The Centers for Disease Control and Prevention (CDC) issued a nationwide advisory to alert health care providers and public health authorities about the discovery of Malaria in the U.S. for the first time in 20 years.

The Anopheles mosquito can infect a person with the malaria parasite.
 Paul Starosta/Getty Images

In late May, Sarasota County, Florida, health officials confirmed they had identified a case of locally transmitted malaria. In mid-June, they confirmed the second. On June 26, after an additional two cases were confirmed, Florida health officials issued a statewide mosquito-borne illness advisory.
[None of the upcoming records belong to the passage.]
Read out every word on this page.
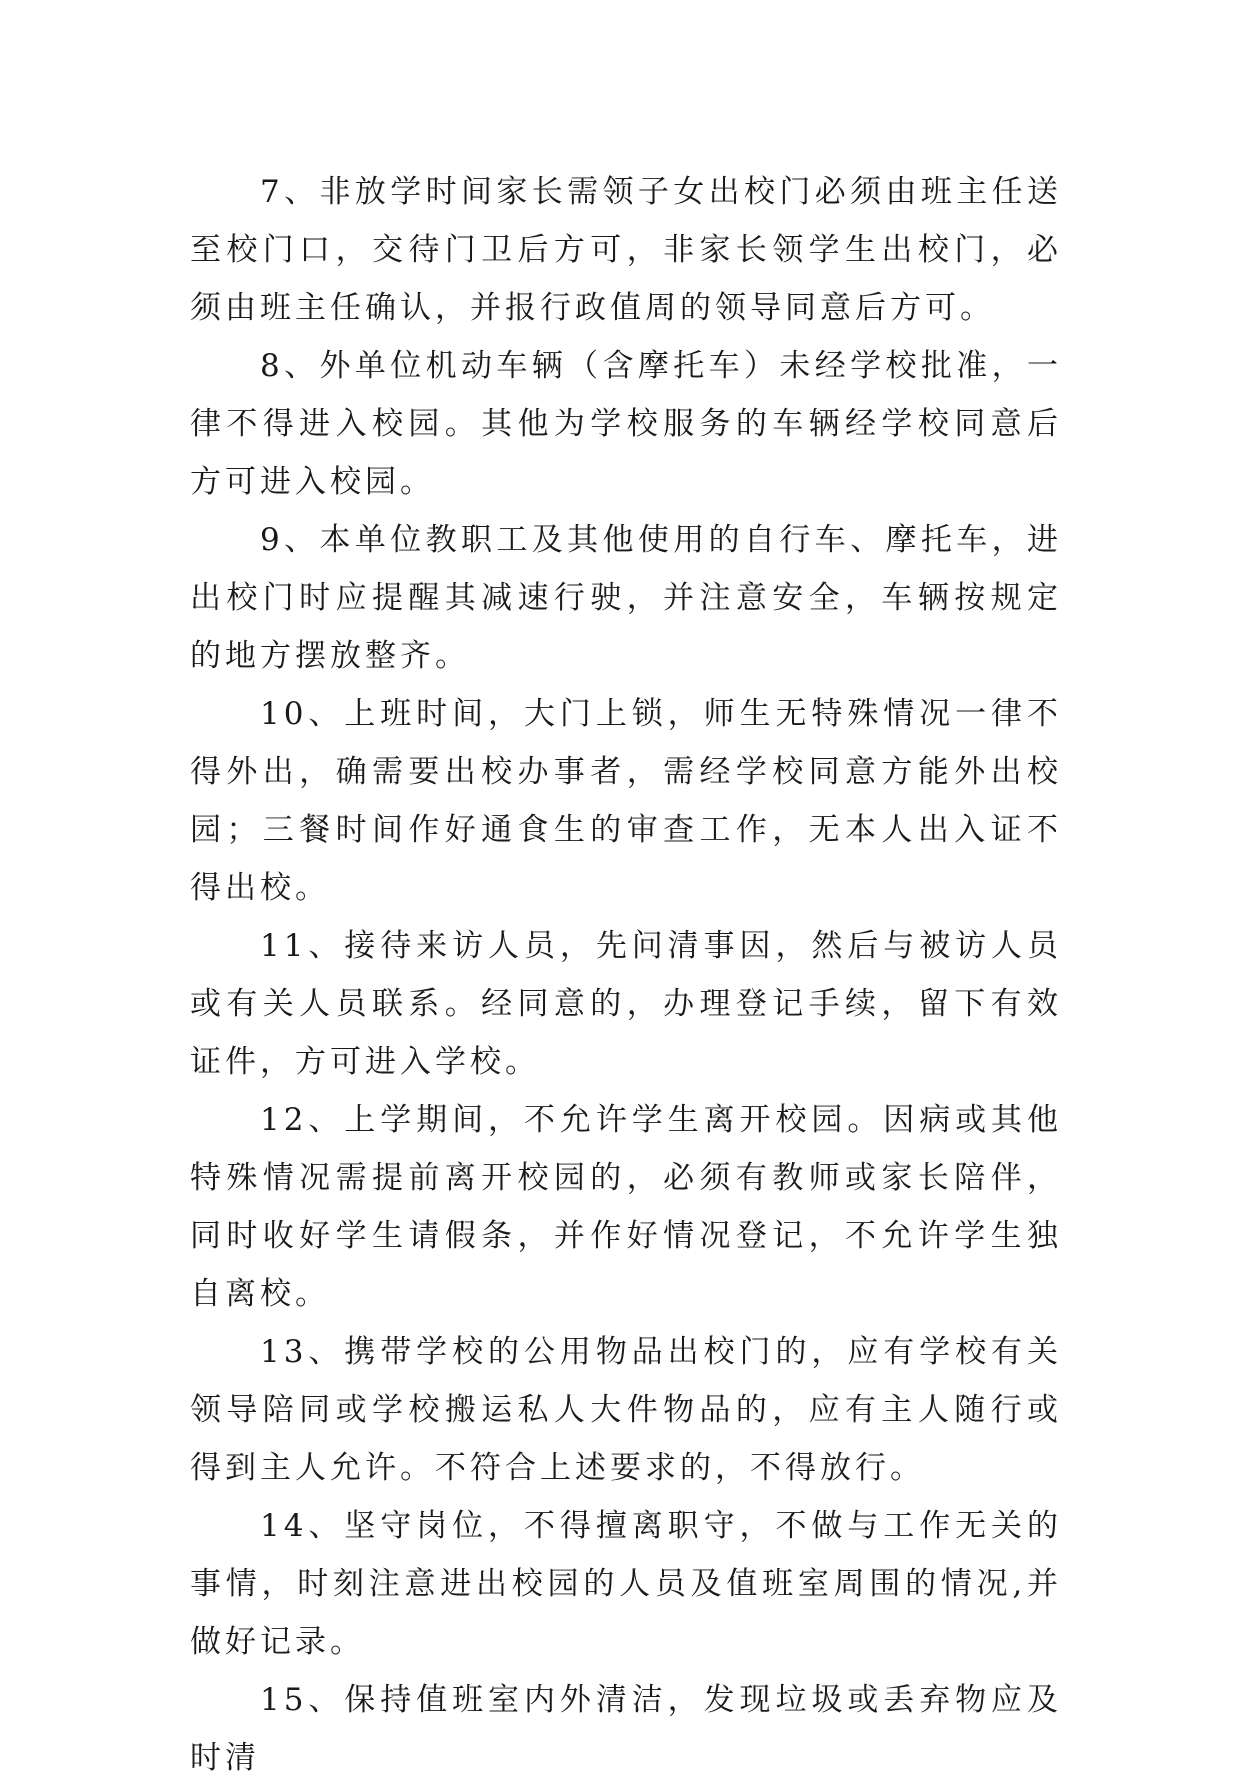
7、非放学时间家长需领子女出校门必须由班主任送至校门口，交待门卫后方可，非家长领学生出校门，必须由班主任确认，并报行政值周的领导同意后方可。

8、外单位机动车辆（含摩托车）未经学校批准，一律不得进入校园。其他为学校服务的车辆经学校同意后方可进入校园。

9、本单位教职工及其他使用的自行车、摩托车，进出校门时应提醒其减速行驶，并注意安全，车辆按规定的地方摆放整齐。

10、上班时间，大门上锁，师生无特殊情况一律不得外出，确需要出校办事者，需经学校同意方能外出校园；三餐时间作好通食生的审查工作，无本人出入证不得出校。

11、接待来访人员，先问清事因，然后与被访人员或有关人员联系。经同意的，办理登记手续，留下有效证件，方可进入学校。

12、上学期间，不允许学生离开校园。因病或其他特殊情况需提前离开校园的，必须有教师或家长陪伴，同时收好学生请假条，并作好情况登记，不允许学生独自离校。

13、携带学校的公用物品出校门的，应有学校有关领导陪同或学校搬运私人大件物品的，应有主人随行或得到主人允许。不符合上述要求的，不得放行。

14、坚守岗位，不得擅离职守，不做与工作无关的事情，时刻注意进出校园的人员及值班室周围的情况,并做好记录。

15、保持值班室内外清洁，发现垃圾或丢弃物应及时清
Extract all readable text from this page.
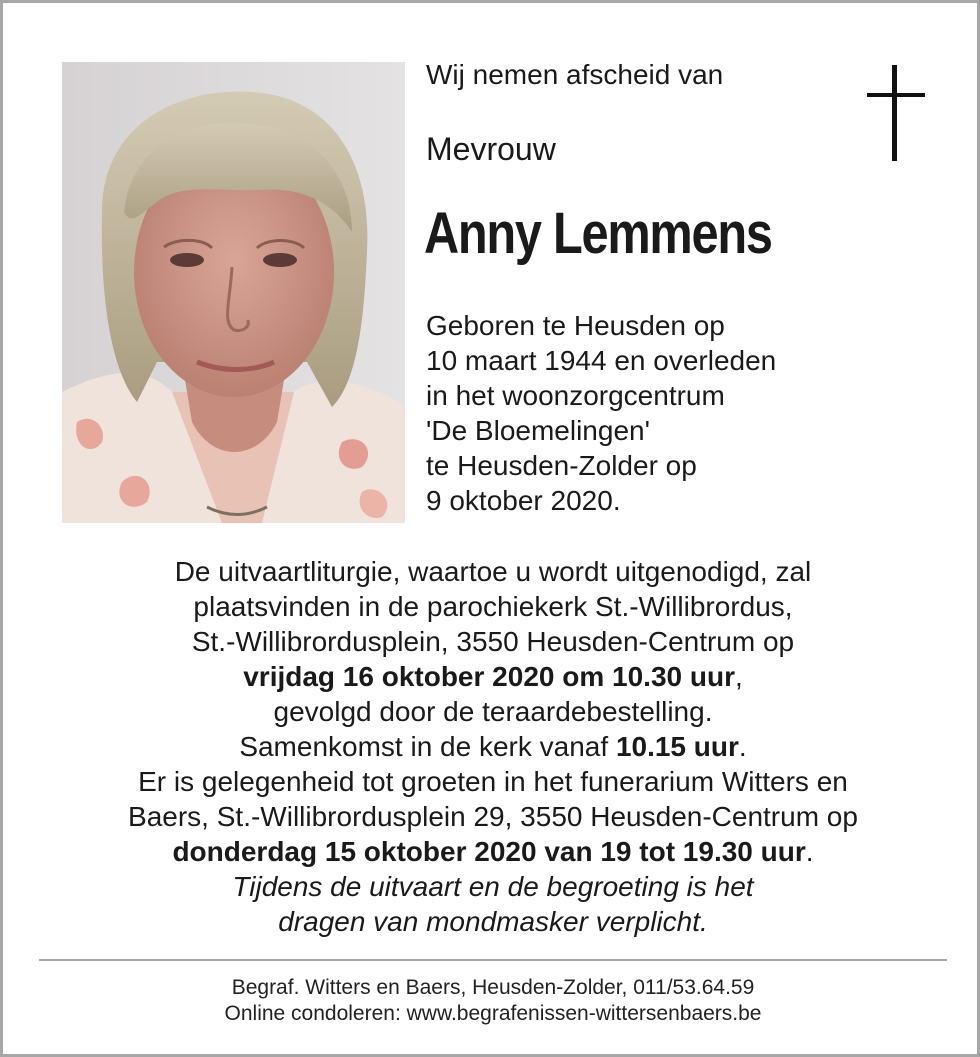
Wij nemen afscheid van
Mevrouw
Anny Lemmens
Geboren te Heusden op
10 maart 1944 en overleden
in het woonzorgcentrum
'De Bloemelingen'
te Heusden-Zolder op
9 oktober 2020.
De uitvaartliturgie, waartoe u wordt uitgenodigd, zal
plaatsvinden in de parochiekerk St.-Willibrordus,
St.-Willibrordusplein, 3550 Heusden-Centrum op
vrijdag 16 oktober 2020 om 10.30 uur,
gevolgd door de teraardebestelling.
Samenkomst in de kerk vanaf 10.15 uur.
Er is gelegenheid tot groeten in het funerarium Witters en
Baers, St.-Willibrordusplein 29, 3550 Heusden-Centrum op
donderdag 15 oktober 2020 van 19 tot 19.30 uur.
Tijdens de uitvaart en de begroeting is het
dragen van mondmasker verplicht.
Begraf. Witters en Baers, Heusden-Zolder, 011/53.64.59
Online condoleren: www.begrafenissen-wittersenbaers.be
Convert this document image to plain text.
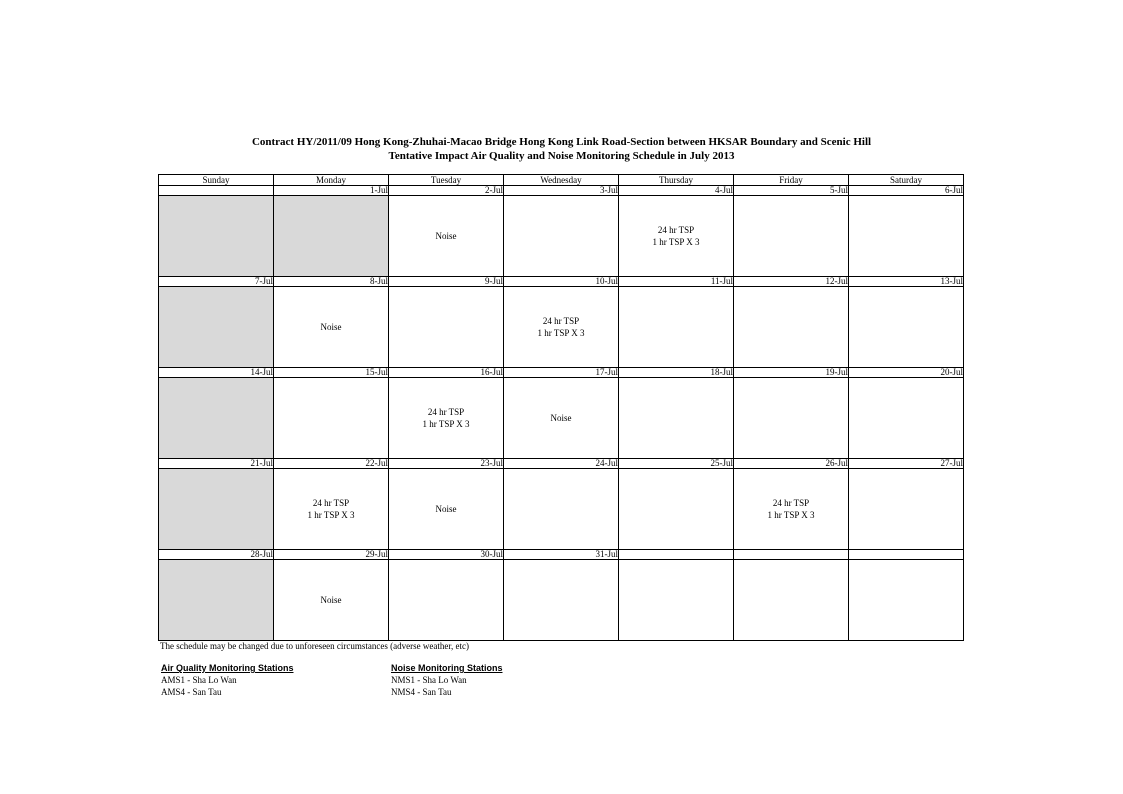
Contract HY/2011/09 Hong Kong-Zhuhai-Macao Bridge Hong Kong Link Road-Section between HKSAR Boundary and Scenic Hill
Tentative Impact Air Quality and Noise Monitoring Schedule in July 2013
Sunday	Monday	Tuesday	Wednesday	Thursday	Friday	Saturday
	1-Jul	2-Jul	3-Jul	4-Jul	5-Jul	6-Jul

		Noise		24 hr TSP
1 hr TSP X 3		

7-Jul	8-Jul	9-Jul	10-Jul	11-Jul	12-Jul	13-Jul

	Noise		24 hr TSP
1 hr TSP X 3			

14-Jul	15-Jul	16-Jul	17-Jul	18-Jul	19-Jul	20-Jul

		24 hr TSP
1 hr TSP X 3	Noise			

21-Jul	22-Jul	23-Jul	24-Jul	25-Jul	26-Jul	27-Jul

	24 hr TSP
1 hr TSP X 3	Noise			24 hr TSP
1 hr TSP X 3	

28-Jul	29-Jul	30-Jul	31-Jul			

	Noise					

The schedule may be changed due to unforeseen circumstances (adverse weather, etc)
Air Quality Monitoring Stations
AMS1 - Sha Lo Wan
AMS4 - San Tau
Noise Monitoring Stations
NMS1 - Sha Lo Wan
NMS4 - San Tau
Meanwhile, Texas joined in: On June 23, its state health department announced it had confirmed a case of local malaria transmission in Cameron County.

That’s a total of five cases in the past month. This is all highly unusual: Until now, the US hadn’t documented a locally acquired malaria case in 20 years. On Monday, the Centers for Disease Control and Prevention (CDC) issued a nationwide advisory to alert health care providers and public health authorities about the possibility of locally acquired malaria in people with fevers of unclear origin.

Although about 2,000 people infected with malaria turn up in the US health care system every year, those cases are all linked to travel outside the US. Neither those involved in the Florida cases nor the Texas case had traveled. That means in both states, the infection was acquired within US borders.

Experts say the cases shouldn’t warrant panic about widespread malaria transmission in the US. But it does warrant asking some questions, and being wary of the threat of more local transmission. Mosquitoes can infect multiple people before a full-on outbreak is even identified — so more cases could be out there.

Even if this turns out not to be widespread, it’s a good reminder: Malaria could make a comeback in the US, and we — and our public health infrastructure — ought to be prepared. This is especially true as a changing climate and shifting weather patterns increasingly drive mosquito migration into new places worldwide, allowing malaria to settle in where it hasn’t before.